Der Rückblick auf zehn Jahre soll keine Selbsträucherung werden. Darum geht das Tanzquartier Wien voller Arbeitslust in die elfte Saison und überlegt wie man aktiv die interkulturelle, künstlerische Zukunft mitgestalten kann. Das TQW soll weitgehend als Motor zur Internationalisierung der Tanz und Performance Szene in Österreich beitragen.
Zahlen sind immer gut: Nach insgesamt 450.000 Besucherinnern, 1400 Vorstellungen, 660 verschiedenen Produktionen und 250 Eigen- und Koproduktionen ist der runde Geburtstag gerade so verdaut.
Auf die Plätze, Fertig, Los
Der Startschuss in die 11. Saison fällt am 1. 10. und wird ganz im Zeichen des „interkulturellen Dialogs“ stehen. Aufgrund von aktuellen politischen Ereignissen will das Tanzquartier gerade jetzt, die künstlerische Entwicklung im Bereich „interkultureller Dialog“ vorantreiben. Man denke etwa an den Arabian Spring oder radikalisierte Jugendliche in London, Athen, Paris und Madrid.
Der Eröffnungsabend konzentriert sich auf vier Künstlerkonstellationen, die aus unterschiedlichen Kulturen kommen, unter ungleichen Bedingungen arbeiten müssen und verschiedene Interessen vertreten. Eines verbindet jedoch alle: Die Frage nach der Wirksamkeit von Choreographie im alltäglichen, sozialen und politischen Leben.
Den Anfang macht Kat Valastur mit Lang und setzt sich dabei mit der Form und Veränderung von purer Bewegung auseinander. Taoufiq Izeddiou findet in dem Stück "Aleef" den Zugang zum Leben über den marokkanischen Tanz.
Im zweiten Programmpunkt muss sich der Zuseher entscheiden: Entweder bei Forecasting von Giuseppe Chico und Barbara Matijevic mit gegenwärtigen und zukünftigen Erzählungen dynamisch beschäftigt sein oder bei Dragana Bulut, Eduard Gabia, Maria Baroncea mit "E.I.O." die eigene Wertschöpfung überdenken.
Highlights der Tanzsaison 2011/2012
Ein gern gesehener Gast im Quartier ist Meg Stuart, die mit ihrer Company Damaged Goods die Besucher wieder in zeitgenössischen Tanz einführt.
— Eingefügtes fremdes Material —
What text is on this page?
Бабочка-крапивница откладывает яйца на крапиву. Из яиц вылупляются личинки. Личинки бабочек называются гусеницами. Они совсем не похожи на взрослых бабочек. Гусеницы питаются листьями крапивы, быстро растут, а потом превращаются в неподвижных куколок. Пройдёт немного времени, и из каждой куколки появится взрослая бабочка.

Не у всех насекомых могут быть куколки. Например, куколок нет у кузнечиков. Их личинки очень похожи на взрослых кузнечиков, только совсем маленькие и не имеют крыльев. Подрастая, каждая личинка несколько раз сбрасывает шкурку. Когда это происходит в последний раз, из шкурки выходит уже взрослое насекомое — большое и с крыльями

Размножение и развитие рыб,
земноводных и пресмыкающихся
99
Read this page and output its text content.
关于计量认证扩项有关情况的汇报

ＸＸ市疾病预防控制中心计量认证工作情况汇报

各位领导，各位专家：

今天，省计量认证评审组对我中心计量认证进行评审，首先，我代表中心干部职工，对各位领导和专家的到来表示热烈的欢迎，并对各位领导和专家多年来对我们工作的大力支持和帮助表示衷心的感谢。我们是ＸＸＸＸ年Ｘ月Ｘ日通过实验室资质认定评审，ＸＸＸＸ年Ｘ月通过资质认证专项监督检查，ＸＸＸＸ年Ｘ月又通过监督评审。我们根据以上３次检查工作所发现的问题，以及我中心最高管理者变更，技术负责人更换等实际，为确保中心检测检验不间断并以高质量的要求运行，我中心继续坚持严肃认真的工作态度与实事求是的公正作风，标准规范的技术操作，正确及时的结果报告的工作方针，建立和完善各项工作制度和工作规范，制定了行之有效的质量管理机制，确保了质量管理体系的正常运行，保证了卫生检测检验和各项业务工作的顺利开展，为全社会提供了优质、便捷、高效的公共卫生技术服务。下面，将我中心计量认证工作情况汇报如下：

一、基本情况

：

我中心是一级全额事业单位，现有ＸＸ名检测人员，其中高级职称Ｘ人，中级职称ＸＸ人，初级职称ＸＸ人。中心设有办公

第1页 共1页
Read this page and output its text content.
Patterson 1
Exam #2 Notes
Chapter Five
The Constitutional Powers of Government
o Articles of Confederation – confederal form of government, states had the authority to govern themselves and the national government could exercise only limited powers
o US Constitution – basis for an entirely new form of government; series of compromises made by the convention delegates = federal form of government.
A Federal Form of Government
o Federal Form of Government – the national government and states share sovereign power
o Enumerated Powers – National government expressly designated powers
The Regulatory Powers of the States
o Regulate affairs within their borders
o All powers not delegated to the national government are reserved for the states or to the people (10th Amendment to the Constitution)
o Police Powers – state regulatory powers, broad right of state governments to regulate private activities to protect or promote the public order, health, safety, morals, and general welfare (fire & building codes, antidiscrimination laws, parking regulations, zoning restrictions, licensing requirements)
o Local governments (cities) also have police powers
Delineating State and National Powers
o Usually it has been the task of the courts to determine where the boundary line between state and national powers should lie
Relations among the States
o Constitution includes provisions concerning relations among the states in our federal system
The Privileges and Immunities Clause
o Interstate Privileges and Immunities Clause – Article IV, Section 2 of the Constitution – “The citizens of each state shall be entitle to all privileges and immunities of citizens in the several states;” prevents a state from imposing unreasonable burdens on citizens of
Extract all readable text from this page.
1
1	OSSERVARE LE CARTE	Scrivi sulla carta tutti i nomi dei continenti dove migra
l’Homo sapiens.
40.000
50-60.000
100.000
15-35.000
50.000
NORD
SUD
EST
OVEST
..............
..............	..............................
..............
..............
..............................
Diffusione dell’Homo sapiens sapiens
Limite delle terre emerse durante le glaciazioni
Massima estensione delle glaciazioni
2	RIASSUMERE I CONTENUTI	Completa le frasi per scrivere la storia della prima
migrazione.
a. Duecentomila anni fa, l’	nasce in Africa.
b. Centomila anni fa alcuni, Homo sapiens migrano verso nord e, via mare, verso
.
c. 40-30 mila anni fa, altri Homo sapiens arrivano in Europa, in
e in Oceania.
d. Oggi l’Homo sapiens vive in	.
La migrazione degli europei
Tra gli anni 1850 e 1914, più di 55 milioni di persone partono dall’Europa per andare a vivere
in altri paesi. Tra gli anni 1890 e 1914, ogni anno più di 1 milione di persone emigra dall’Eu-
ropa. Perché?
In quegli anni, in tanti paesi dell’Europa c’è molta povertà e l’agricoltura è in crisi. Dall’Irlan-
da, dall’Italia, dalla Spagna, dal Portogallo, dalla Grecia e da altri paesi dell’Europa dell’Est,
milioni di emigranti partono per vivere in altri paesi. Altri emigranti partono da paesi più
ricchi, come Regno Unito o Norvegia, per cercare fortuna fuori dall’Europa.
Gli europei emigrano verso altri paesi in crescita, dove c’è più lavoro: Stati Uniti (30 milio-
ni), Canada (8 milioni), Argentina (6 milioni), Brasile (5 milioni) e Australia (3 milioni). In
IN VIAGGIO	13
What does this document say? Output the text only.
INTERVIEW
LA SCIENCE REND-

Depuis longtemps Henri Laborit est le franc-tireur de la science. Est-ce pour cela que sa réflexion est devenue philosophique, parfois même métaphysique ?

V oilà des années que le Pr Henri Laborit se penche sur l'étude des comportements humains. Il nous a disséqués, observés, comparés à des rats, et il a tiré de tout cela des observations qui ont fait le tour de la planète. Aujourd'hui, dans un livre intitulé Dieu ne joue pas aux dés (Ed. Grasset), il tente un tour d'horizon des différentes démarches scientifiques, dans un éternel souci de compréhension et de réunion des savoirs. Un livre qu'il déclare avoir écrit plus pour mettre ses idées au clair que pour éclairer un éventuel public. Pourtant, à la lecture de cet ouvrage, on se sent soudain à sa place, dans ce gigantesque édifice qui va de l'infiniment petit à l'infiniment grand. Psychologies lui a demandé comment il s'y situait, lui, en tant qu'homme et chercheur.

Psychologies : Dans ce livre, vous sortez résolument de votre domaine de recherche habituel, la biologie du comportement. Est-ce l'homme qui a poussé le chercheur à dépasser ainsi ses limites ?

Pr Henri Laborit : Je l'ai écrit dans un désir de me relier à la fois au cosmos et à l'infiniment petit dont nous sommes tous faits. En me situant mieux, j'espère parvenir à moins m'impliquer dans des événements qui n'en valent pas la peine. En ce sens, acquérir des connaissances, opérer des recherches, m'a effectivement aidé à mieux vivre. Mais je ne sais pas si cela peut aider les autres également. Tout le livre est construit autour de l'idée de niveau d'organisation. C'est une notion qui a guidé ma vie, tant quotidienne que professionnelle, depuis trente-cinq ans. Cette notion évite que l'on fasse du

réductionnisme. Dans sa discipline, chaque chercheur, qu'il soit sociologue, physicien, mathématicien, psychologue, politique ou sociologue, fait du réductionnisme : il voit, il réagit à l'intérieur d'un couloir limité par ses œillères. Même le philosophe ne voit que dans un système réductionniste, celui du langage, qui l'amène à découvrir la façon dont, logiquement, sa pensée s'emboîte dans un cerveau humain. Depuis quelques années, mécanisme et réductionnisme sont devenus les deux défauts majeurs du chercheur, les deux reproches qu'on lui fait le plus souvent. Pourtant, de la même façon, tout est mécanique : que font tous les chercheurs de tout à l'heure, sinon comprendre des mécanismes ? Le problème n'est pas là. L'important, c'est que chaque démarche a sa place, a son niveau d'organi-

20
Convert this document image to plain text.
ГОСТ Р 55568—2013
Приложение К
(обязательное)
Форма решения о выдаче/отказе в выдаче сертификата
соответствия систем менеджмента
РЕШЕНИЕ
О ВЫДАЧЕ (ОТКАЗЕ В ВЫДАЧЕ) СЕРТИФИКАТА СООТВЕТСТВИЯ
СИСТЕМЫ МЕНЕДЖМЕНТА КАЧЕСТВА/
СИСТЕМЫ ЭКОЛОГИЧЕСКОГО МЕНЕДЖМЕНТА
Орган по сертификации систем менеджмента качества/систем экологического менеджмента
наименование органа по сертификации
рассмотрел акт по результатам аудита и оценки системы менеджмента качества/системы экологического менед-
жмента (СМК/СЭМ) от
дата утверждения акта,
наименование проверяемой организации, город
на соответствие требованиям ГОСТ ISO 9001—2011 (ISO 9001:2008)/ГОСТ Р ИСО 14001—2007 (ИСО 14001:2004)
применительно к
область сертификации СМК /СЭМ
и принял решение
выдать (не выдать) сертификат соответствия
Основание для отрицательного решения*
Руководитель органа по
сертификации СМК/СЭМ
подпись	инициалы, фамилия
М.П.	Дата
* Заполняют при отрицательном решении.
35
Sie gibt mit „Violet“ ein Rätsel vor, ein abstraktes Durcheinander inspiriert von Drogenräuschen und Halluzination.
Ein gesellschaftskritisches Stück kommt aus der Feder des DV8 Physical Theatre. In „Can We Talk About This“ greifen sie Tabuthemen auf und thematisieren Rassismus, Religionsstreits, Zensur und politische Umschwünge, auf der Basis von Befragungen und Archivmaterial. Dadurch soll für eine künstlerische Diskussion Platz geschaffen werden.
Die Szene der österreichischen Künstler gebührend vertreten werden unter anderem Alexander Gottfab mit „Moved By Faith“, wo er ein kollektives Bewegungsmaterial darstellt, das in religiösem Kontext entstand und Philipp Gehmacher mit „In Their Name“. Drei Performer stellen ein Zusammenspiel von Text und Landschaften, Name und Körper, Bewusstsein und Realität her.
In der Programmreihe "Feedback" werden zehn Künstler die österreichische Perfomanceszene aus dem Blick des Tanzquartiers beleuchten. Themenschwerpunkt ist die Produktion, wie diese unter den derzeitigen ökologischen Bedingungen funktionieren kann.
Blick hinter die Kulissen
Nach dem Motto „Learning by doing“ gibt es neben den Tanzauftritten und Performances auch Workshops, Redereihen, Vorträge sowie Morgen- und zeitgenössische Trainings.
Neben der Redereihe „Die Listen des Lachens“, wo die Rolle des Lächelns in dem Chaos in dem wir leben, zwischen Brüchen und Abweichungen im Rhythmus thematisiert wird, gibt es die Lectures Series "Philosophy on Stage" in Kooperation mit der Fakultät für Philosophie und Bildungswissenschaften.
„Für Künstler von Künstlern“ wird bei Workshops und Redereihen hinter die Kulissen geblickt um so Theorie und Praxis verbinden zu können.
Walter Heun, Leiter des TQW bezeichnete dabei die Spielzeit und Projekte im Oktober/November als exemplarisch für den Entwurf Tanzquartier, wie es in Zukunft sein soll. Ein wichtiger Punkt ist auch, bestehende Partnerschaften fortzusetzen. Unter anderem mit Wien Modern, den Wiener Festwochen und dem Mumok wird es wieder Veranstaltungen geben.